ResearchGym

Overview

ResearchGym is an environment designed to approximate real-world LLM research. It provides a set of tools that the agent can use to interact with the environment.

Actions and Observations

There are 42 primitive tools in ResearchGym, which are grouped into five families:

  • Command execution: Manage execution sessions, run commands within a session, and retrieve session output.
  • File operations: Edit files, create files, search files, list files, and query file metadata.
  • Parsing operations: Extract and preview content from multi-modal sources (e.g., images, audio, video, etc.) for the agent to analyze.
  • Search action: Search the web for information.
  • Browse actions: Browse and retrieve content from web pages.

Each tool family is paired with an observation that normalizes the raw outputs into a structured, agent-readable return.

Multi-Computer Control

ResearchGym agents to control multiple machines (or Docker containers) concur-rently via HTTP. Each computer runs an HTTP server to receive and execute terminal commands, allowing an agent initialized on a single machine to orchestrate long-horizon, distributed experiments across a cluster.

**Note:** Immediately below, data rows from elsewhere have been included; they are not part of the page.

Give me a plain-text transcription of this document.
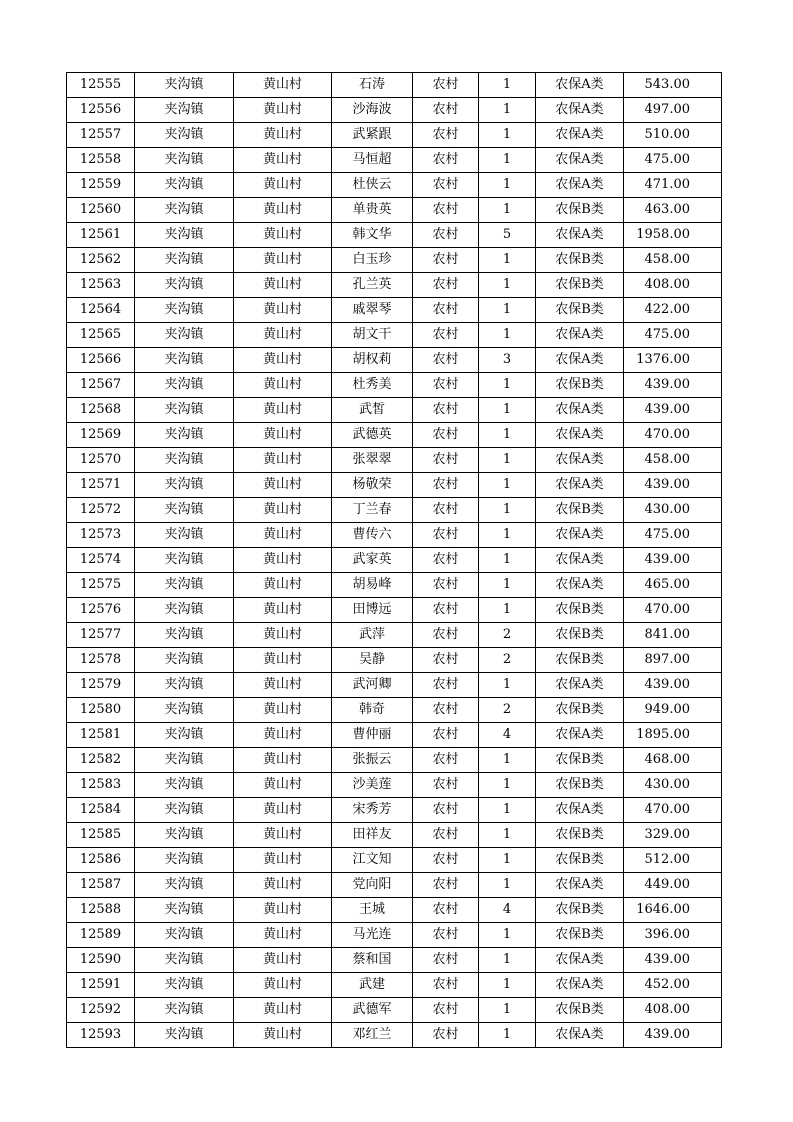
12555	夹沟镇	黄山村	石涛	农村	1	农保A类	543.00
12556	夹沟镇	黄山村	沙海波	农村	1	农保A类	497.00
12557	夹沟镇	黄山村	武紧跟	农村	1	农保A类	510.00
12558	夹沟镇	黄山村	马恒超	农村	1	农保A类	475.00
12559	夹沟镇	黄山村	杜侠云	农村	1	农保A类	471.00
12560	夹沟镇	黄山村	单贵英	农村	1	农保B类	463.00
12561	夹沟镇	黄山村	韩文华	农村	5	农保A类	1958.00
12562	夹沟镇	黄山村	白玉珍	农村	1	农保B类	458.00
12563	夹沟镇	黄山村	孔兰英	农村	1	农保B类	408.00
12564	夹沟镇	黄山村	戚翠琴	农村	1	农保B类	422.00
12565	夹沟镇	黄山村	胡文干	农村	1	农保A类	475.00
12566	夹沟镇	黄山村	胡权莉	农村	3	农保A类	1376.00
12567	夹沟镇	黄山村	杜秀美	农村	1	农保B类	439.00
12568	夹沟镇	黄山村	武皙	农村	1	农保A类	439.00
12569	夹沟镇	黄山村	武德英	农村	1	农保A类	470.00
12570	夹沟镇	黄山村	张翠翠	农村	1	农保A类	458.00
12571	夹沟镇	黄山村	杨敬荣	农村	1	农保A类	439.00
12572	夹沟镇	黄山村	丁兰春	农村	1	农保B类	430.00
12573	夹沟镇	黄山村	曹传六	农村	1	农保A类	475.00
12574	夹沟镇	黄山村	武家英	农村	1	农保A类	439.00
12575	夹沟镇	黄山村	胡易峰	农村	1	农保A类	465.00
12576	夹沟镇	黄山村	田博远	农村	1	农保B类	470.00
12577	夹沟镇	黄山村	武萍	农村	2	农保B类	841.00
12578	夹沟镇	黄山村	吴静	农村	2	农保B类	897.00
12579	夹沟镇	黄山村	武河卿	农村	1	农保A类	439.00
12580	夹沟镇	黄山村	韩奇	农村	2	农保B类	949.00
12581	夹沟镇	黄山村	曹仲丽	农村	4	农保A类	1895.00
12582	夹沟镇	黄山村	张振云	农村	1	农保B类	468.00
12583	夹沟镇	黄山村	沙美莲	农村	1	农保B类	430.00
12584	夹沟镇	黄山村	宋秀芳	农村	1	农保A类	470.00
12585	夹沟镇	黄山村	田祥友	农村	1	农保B类	329.00
12586	夹沟镇	黄山村	江文知	农村	1	农保B类	512.00
12587	夹沟镇	黄山村	党向阳	农村	1	农保A类	449.00
12588	夹沟镇	黄山村	王城	农村	4	农保B类	1646.00
12589	夹沟镇	黄山村	马光连	农村	1	农保B类	396.00
12590	夹沟镇	黄山村	蔡和国	农村	1	农保A类	439.00
12591	夹沟镇	黄山村	武建	农村	1	农保A类	452.00
12592	夹沟镇	黄山村	武德军	农村	1	农保B类	408.00
12593	夹沟镇	黄山村	邓红兰	农村	1	农保A类	439.00
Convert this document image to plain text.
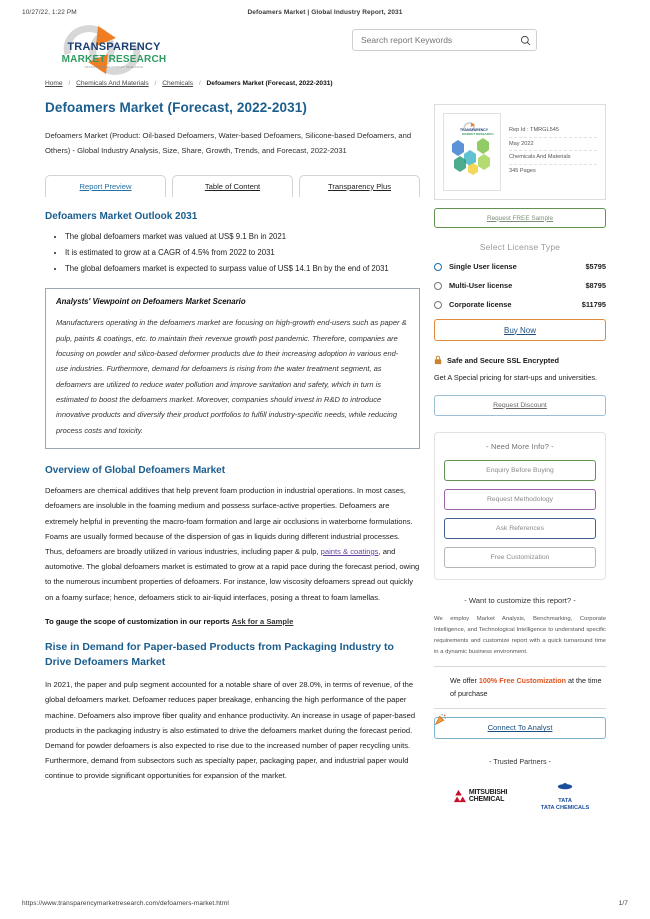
10/27/22, 1:22 PM	Defoamers Market | Global Industry Report, 2031
TRANSPARENCY
MARKET RESEARCH
TRANSPARENCY MARKET RESEARCH
Search report Keywords
Home / Chemicals And Materials / Chemicals / Defoamers Market (Forecast, 2022-2031)
Defoamers Market (Forecast, 2022-2031)
Defoamers Market (Product: Oil-based Defoamers, Water-based Defoamers, Silicone-based Defoamers, and Others) - Global Industry Analysis, Size, Share, Growth, Trends, and Forecast, 2022-2031
Report Preview	Table of Content	Transparency Plus
Defoamers Market Outlook 2031
• The global defoamers market was valued at US$ 9.1 Bn in 2021
• It is estimated to grow at a CAGR of 4.5% from 2022 to 2031
• The global defoamers market is expected to surpass value of US$ 14.1 Bn by the end of 2031
Analysts' Viewpoint on Defoamers Market Scenario
Manufacturers operating in the defoamers market are focusing on high-growth end-users such as paper & pulp, paints & coatings, etc. to maintain their revenue growth post pandemic. Therefore, companies are focusing on powder and silico-based deformer products due to their increasing adoption in various end-use industries. Furthermore, demand for defoamers is rising from the water treatment segment, as defoamers are utilized to reduce water pollution and improve sanitation and safety, which in turn is estimated to boost the defoamers market. Moreover, companies should invest in R&D to introduce innovative products and diversify their product portfolios to fulfill industry-specific needs, while reducing process costs and toxicity.
Overview of Global Defoamers Market

Defoamers are chemical additives that help prevent foam production in industrial operations. In most cases, defoamers are insoluble in the foaming medium and possess surface-active properties. Defoamers are extremely helpful in preventing the macro-foam formation and large air occlusions in waterborne formulations. Foams are usually formed because of the dispersion of gas in liquids during different industrial processes. Thus, defoamers are broadly utilized in various industries, including paper & pulp, paints & coatings, and automotive. The global defoamers market is estimated to grow at a rapid pace during the forecast period, owing to the numerous incumbent properties of defoamers. For instance, low viscosity defoamers spread out quickly on a foamy surface; hence, defoamers stick to air-liquid interfaces, posing a threat to foam lamellas.

To gauge the scope of customization in our reports Ask for a Sample

Rise in Demand for Paper-based Products from Packaging Industry to Drive Defoamers Market

In 2021, the paper and pulp segment accounted for a notable share of over 28.0%, in terms of revenue, of the global defoamers market. Defoamer reduces paper breakage, enhancing the high performance of the paper machine. Defoamers also improve fiber quality and enhance productivity. An increase in usage of paper-based products in the packaging industry is also estimated to drive the defoamers market during the forecast period. Demand for powder defoamers is also expected to rise due to the increased number of paper recycling units. Furthermore, demand from subsectors such as specialty paper, packaging paper, and industrial paper would continue to provide significant opportunities for expansion of the market.

TRANSPARENCY
MARKET RESEARCH
Rep Id : TMRGL545
May 2022
Chemicals And Materials
345 Pages
Request FREE Sample
Select License Type
Single User license	$5795
Multi-User license	$8795
Corporate license	$11795
Buy Now
Safe and Secure SSL Encrypted
Get A Special pricing for start-ups and universities.
Request Discount
- Need More Info? -
Enquiry Before Buying
Request Methodology
Ask References
Free Customization
- Want to customize this report? -
We employ Market Analysis, Benchmarking, Corporate Intelligence, and Technological Intelligence to understand specific requirements and customize report with a quick turnaround time in a dynamic business environment.
We offer 100% Free Customization at the time of purchase
Connect To Analyst
- Trusted Partners -
MITSUBISHI
CHEMICAL	TATA
TATA CHEMICALS
https://www.transparencymarketresearch.com/defoamers-market.html	1/7
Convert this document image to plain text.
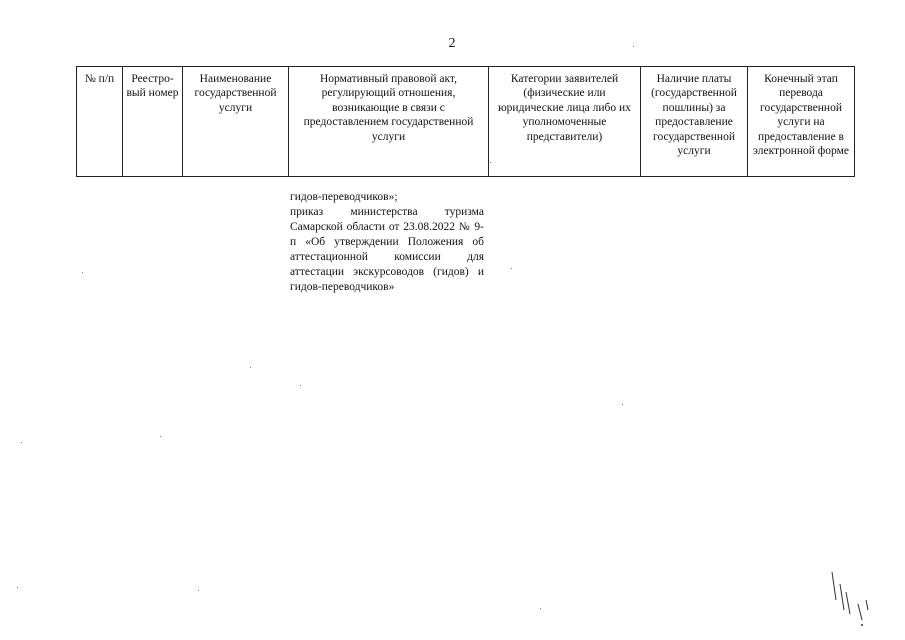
2
№ п/п	Реестро-вый номер	Наименование государственной услуги	Нормативный правовой акт, регулирующий отношения, возникающие в связи с предоставлением государственной услуги	Категории заявителей (физические или юридические лица либо их уполномоченные представители)	Наличие платы (государственной пошлины) за предоставление государственной услуги	Конечный этап перевода государственной услуги на предоставление в электронной форме

гидов-переводчиков»;

приказ министерства туризма Самарской области от 23.08.2022 № 9-п «Об утверждении Положения об аттестационной комиссии для аттестации экскурсоводов (гидов) и гидов-переводчиков»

Asynchronous Command Execution

ResearchGym decouples action execution from selection to prevent decision blocking. Agents can bind commands to specific sessions, or let ResearchGym create new ones. This ensures ongoing jobs continue uninterrupted and enable immediate subsequent planning. Agents can later retrieve the result via get_session_output asynchronously. To avoid nonsensical actions during model training, ResearchGym provides a dedicated sleep action.

Snapshots Saving and Loading

A snapshot records the task specification, the agent’s context, the final state of the workspace, and the remaining time budget. ResearchGym can periodically save the full state as snapshots, and it can restore the system from any snapshot. Snapshots support branching. Experiments can resume from different points or proceed along multiple branches.